The perspective of the novel is that of Nona, a personality that is inhabiting the body of Harrowhark Nonagesimus and is effectively going through a rapid evolution from infancy to young adolescence. Nona loves everyone, especially dogs. Nona is innocent and childlike unlike the rather severe Harrow that we came to know from the other novels in this series. This leads to a very distorted lens that this story is told from the perspective of an extremely unreliable narrator. The constant thread between the last two novels is a constant grasping for what the fuck is actually going on, and if that is not something you can handle as the pieces slowly slide into place… then you maybe want to stop with the first novel. Each novel has a mystery to be pried loose from the background infrastructure and it leads to a very wobbly and disjointed way that the tale is told until everything eventually comes into focus.

At this point, I am hooked, and I am probably going to be reading these novels forever. Each novel effectively resolves a crescendo that leaves more questions unanswered than know. We will ultimately have to wait for the next novel in the series before those questions even begin to be answered. This was not a big deal when I knew there were novels waiting patiently on me to consume, but now that I am caught up it will probably be a more tangible frustration. The next book has a name… Alecto the Ninth has a targetted release date of sometime this year, so here is hoping that the wait will not be too long.

Following wrapping up Nona the Ninth, I have now dived into The Lies of Locke Lamora another novel that I had been meaning to read for a while. At first, I was not terribly certain what I thought of this story. I tend to not really go into the whole Thieves Guild thing other than maybe the Elder Scrolls games. Now that I am settling into the story I am definitely hooked for the moment, but uncertain if this will be a setting I return to enough to consume all of the available books in the series. It feels very like David Copperfield meets Dishonored at the moment, or at least the Camorr reminds me a bit of the setting of the second game. I originally set myself the goal of 20 books during this calendar year, but I might need to revise that up a bit given that we are just now in February and have already finished seven and am now about 20% or so into the eighth.

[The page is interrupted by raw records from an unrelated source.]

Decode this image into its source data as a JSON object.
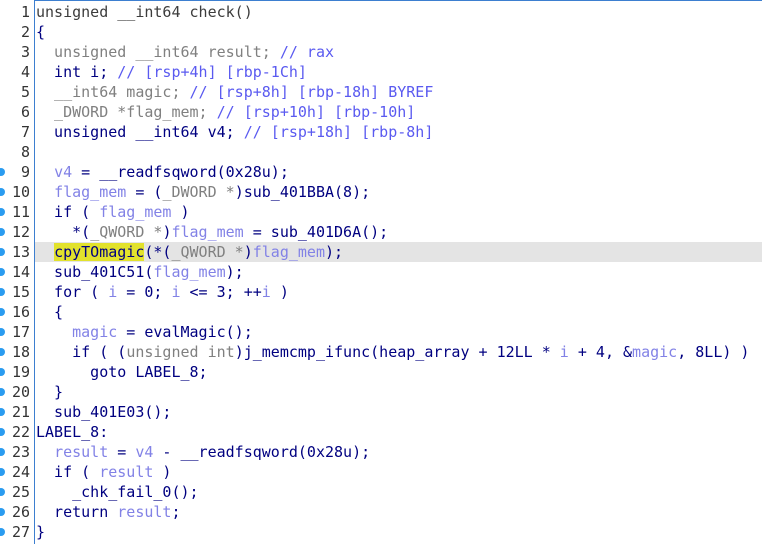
{
  "view": "pseudocode",
  "colors": {
    "keyword": "#000080",
    "variable": "#8282e6",
    "comment": "#5a5af0",
    "type_gray": "#808080",
    "current_line": "#e4e4e4",
    "highlight": "#e2e22c",
    "breakpoint_dot": "#2a9cf0"
  },
  "current_line": 13,
  "lines": [
    {
      "n": "1",
      "dot": false,
      "segs": [
        [
          "unsigned __int64 check()",
          "d"
        ]
      ]
    },
    {
      "n": "2",
      "dot": false,
      "segs": [
        [
          "{",
          "k"
        ]
      ]
    },
    {
      "n": "3",
      "dot": false,
      "segs": [
        [
          "  unsigned __int64 result; ",
          "g"
        ],
        [
          "// rax",
          "c"
        ]
      ]
    },
    {
      "n": "4",
      "dot": false,
      "segs": [
        [
          "  int i; ",
          "k"
        ],
        [
          "// [rsp+4h] [rbp-1Ch]",
          "c"
        ]
      ]
    },
    {
      "n": "5",
      "dot": false,
      "segs": [
        [
          "  __int64 magic; ",
          "g"
        ],
        [
          "// [rsp+8h] [rbp-18h] BYREF",
          "c"
        ]
      ]
    },
    {
      "n": "6",
      "dot": false,
      "segs": [
        [
          "  _DWORD *flag_mem; ",
          "g"
        ],
        [
          "// [rsp+10h] [rbp-10h]",
          "c"
        ]
      ]
    },
    {
      "n": "7",
      "dot": false,
      "segs": [
        [
          "  unsigned __int64 v4; ",
          "k"
        ],
        [
          "// [rsp+18h] [rbp-8h]",
          "c"
        ]
      ]
    },
    {
      "n": "8",
      "dot": false,
      "segs": [
        [
          "",
          "k"
        ]
      ]
    },
    {
      "n": "9",
      "dot": true,
      "segs": [
        [
          "  ",
          "k"
        ],
        [
          "v4",
          "v"
        ],
        [
          " = __readfsqword(0x28u);",
          "k"
        ]
      ]
    },
    {
      "n": "10",
      "dot": true,
      "segs": [
        [
          "  ",
          "k"
        ],
        [
          "flag_mem",
          "v"
        ],
        [
          " = (",
          "k"
        ],
        [
          "_DWORD *",
          "g"
        ],
        [
          ")sub_401BBA(8);",
          "k"
        ]
      ]
    },
    {
      "n": "11",
      "dot": true,
      "segs": [
        [
          "  if ( ",
          "k"
        ],
        [
          "flag_mem",
          "v"
        ],
        [
          " )",
          "k"
        ]
      ]
    },
    {
      "n": "12",
      "dot": true,
      "segs": [
        [
          "    *(",
          "k"
        ],
        [
          "_QWORD *",
          "g"
        ],
        [
          ")",
          "k"
        ],
        [
          "flag_mem",
          "v"
        ],
        [
          " = sub_401D6A();",
          "k"
        ]
      ]
    },
    {
      "n": "13",
      "dot": true,
      "segs": [
        [
          "  ",
          "k"
        ],
        [
          "cpyTOmagic",
          "y"
        ],
        [
          "(*(",
          "k"
        ],
        [
          "_QWORD *",
          "g"
        ],
        [
          ")",
          "k"
        ],
        [
          "flag_mem",
          "v"
        ],
        [
          ");",
          "k"
        ]
      ]
    },
    {
      "n": "14",
      "dot": true,
      "segs": [
        [
          "  sub_401C51(",
          "k"
        ],
        [
          "flag_mem",
          "v"
        ],
        [
          ");",
          "k"
        ]
      ]
    },
    {
      "n": "15",
      "dot": true,
      "segs": [
        [
          "  for ( ",
          "k"
        ],
        [
          "i",
          "v"
        ],
        [
          " = 0; ",
          "k"
        ],
        [
          "i",
          "v"
        ],
        [
          " <= 3; ++",
          "k"
        ],
        [
          "i",
          "v"
        ],
        [
          " )",
          "k"
        ]
      ]
    },
    {
      "n": "16",
      "dot": true,
      "segs": [
        [
          "  {",
          "k"
        ]
      ]
    },
    {
      "n": "17",
      "dot": true,
      "segs": [
        [
          "    ",
          "k"
        ],
        [
          "magic",
          "v"
        ],
        [
          " = evalMagic();",
          "k"
        ]
      ]
    },
    {
      "n": "18",
      "dot": true,
      "segs": [
        [
          "    if ( (",
          "k"
        ],
        [
          "unsigned int",
          "g"
        ],
        [
          ")j_memcmp_ifunc(heap_array + 12LL * ",
          "k"
        ],
        [
          "i",
          "v"
        ],
        [
          " + 4, &",
          "k"
        ],
        [
          "magic",
          "v"
        ],
        [
          ", 8LL) )",
          "k"
        ]
      ]
    },
    {
      "n": "19",
      "dot": true,
      "segs": [
        [
          "      goto LABEL_8;",
          "k"
        ]
      ]
    },
    {
      "n": "20",
      "dot": true,
      "segs": [
        [
          "  }",
          "k"
        ]
      ]
    },
    {
      "n": "21",
      "dot": true,
      "segs": [
        [
          "  sub_401E03();",
          "k"
        ]
      ]
    },
    {
      "n": "22",
      "dot": true,
      "segs": [
        [
          "LABEL_8:",
          "k"
        ]
      ]
    },
    {
      "n": "23",
      "dot": true,
      "segs": [
        [
          "  ",
          "k"
        ],
        [
          "result",
          "v"
        ],
        [
          " = ",
          "k"
        ],
        [
          "v4",
          "v"
        ],
        [
          " - __readfsqword(0x28u);",
          "k"
        ]
      ]
    },
    {
      "n": "24",
      "dot": true,
      "segs": [
        [
          "  if ( ",
          "k"
        ],
        [
          "result",
          "v"
        ],
        [
          " )",
          "k"
        ]
      ]
    },
    {
      "n": "25",
      "dot": true,
      "segs": [
        [
          "    _chk_fail_0();",
          "k"
        ]
      ]
    },
    {
      "n": "26",
      "dot": true,
      "segs": [
        [
          "  return ",
          "k"
        ],
        [
          "result",
          "v"
        ],
        [
          ";",
          "k"
        ]
      ]
    },
    {
      "n": "27",
      "dot": true,
      "segs": [
        [
          "}",
          "k"
        ]
      ]
    }
  ]
}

I hope you all had a great weekend and I wish you luck in the coming week. I am trying to sort out what exactly I want to do gaming-wise. I am still playing an awful lot of Path of Exile, but am also starting to slide back into some more Guild Wars 2 and Final Fantasy XIV. I also know that Season 28 of Diablo III is just around the corner and am planning on diving into that as well. Given that I have been on this Audiobook plus Mechanically Enjoyable Game kick, I am not really sure when I will return to narrative games again.